SUMMARY OF THE INVENTION
[0009] According to an embodiment of the present invention, a
method for removing a portion of a foreground of an image comprises
determining a portion of a foreground to remove from a reference
image, determining a plurality of source views of a background
obscured in the reference image, determining a correlated portion
in each source view corresponding to the portion of the foreground
to remove, and displaying the correlated portion in the reference
image.
[0010] At least two source views are determined.
[0011] The correlated portion comprises a plurality of correlated
subdivisions. Each correlated subdivision has an independent depth.

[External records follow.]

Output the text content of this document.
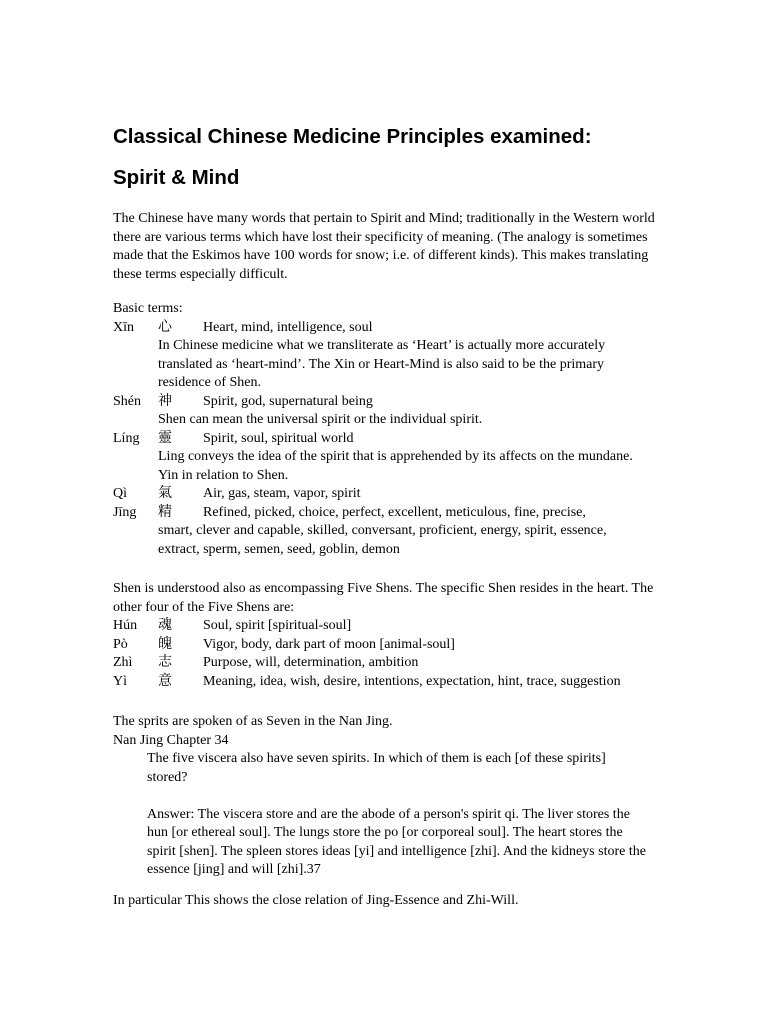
Classical Chinese Medicine Principles examined:
Spirit & Mind

The Chinese have many words that pertain to Spirit and Mind; traditionally in the Western world there are various terms which have lost their specificity of meaning. (The analogy is sometimes made that the Eskimos have 100 words for snow; i.e. of different kinds). This makes translating these terms especially difficult.

Basic terms:

Xīn 心 Heart, mind, intelligence, soul

In Chinese medicine what we transliterate as ‘Heart’ is actually more accurately translated as ‘heart-mind’. The Xin or Heart-Mind is also said to be the primary residence of Shen.

Shén 神 Spirit, god, supernatural being

Shen can mean the universal spirit or the individual spirit.

Líng 靈 Spirit, soul, spiritual world

Ling conveys the idea of the spirit that is apprehended by its affects on the mundane. Yin in relation to Shen.

Qì 氣 Air, gas, steam, vapor, spirit
Jīng 精 Refined, picked, choice, perfect, excellent, meticulous, fine, precise,

smart, clever and capable, skilled, conversant, proficient, energy, spirit, essence, extract, sperm, semen, seed, goblin, demon

Shen is understood also as encompassing Five Shens. The specific Shen resides in the heart. The other four of the Five Shens are:

Hún 魂 Soul, spirit [spiritual-soul]
Pò 魄 Vigor, body, dark part of moon [animal-soul]
Zhì 志 Purpose, will, determination, ambition
Yì 意 Meaning, idea, wish, desire, intentions, expectation, hint, trace, suggestion

The sprits are spoken of as Seven in the Nan Jing.

Nan Jing Chapter 34

The five viscera also have seven spirits. In which of them is each [of these spirits] stored?

Answer: The viscera store and are the abode of a person's spirit qi. The liver stores the hun [or ethereal soul]. The lungs store the po [or corporeal soul]. The heart stores the spirit [shen]. The spleen stores ideas [yi] and intelligence [zhi]. And the kidneys store the essence [jing] and will [zhi].37

In particular This shows the close relation of Jing-Essence and Zhi-Will.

The correlated portion is one of a triangle, a circle, a rectangle,
and/or any polygon.
[0012] According to an embodiment of the present invention, a
method for removing a portion of a foreground of an image comprises
determining a plurality of calibrated images comprising a reference
image and a plurality of source images, and determining a set of
three-dimensional coordinates of the portion of the foreground. The
method comprises determining a frustum going through a plane
parallel to a reference image plane defined by the portion of the
foreground, determining a plurality of virtual planes at different
depths within the frustum, and determining a virtual image of the
portion of the foreground in each source view. The method further
comprises determining a homography between the virtual image and
the source image for each source image, determining a correlation
for each virtual image among the plurality of source images, and
superimposing a virtual image having a desirable correlation over
the portion of the foreground.
[0013] The method comprises dividing the virtual image having the
desirable correlation and re-iterating the procedure for each of
these divisions.
[0014] The homography is a projection of the virtual image in the
source image, wherein the virtual image corresponds to a given
depth relative to the reference image.
[0015] Determining the correlation further comprises determining a
depth corresponding to the virtual image that maximizes the
correlation from among a plurality of virtual images having
different depths.
[0016] Determining a frustum comprises one of determining a
perspective based frustum and a paraperspective based frustum.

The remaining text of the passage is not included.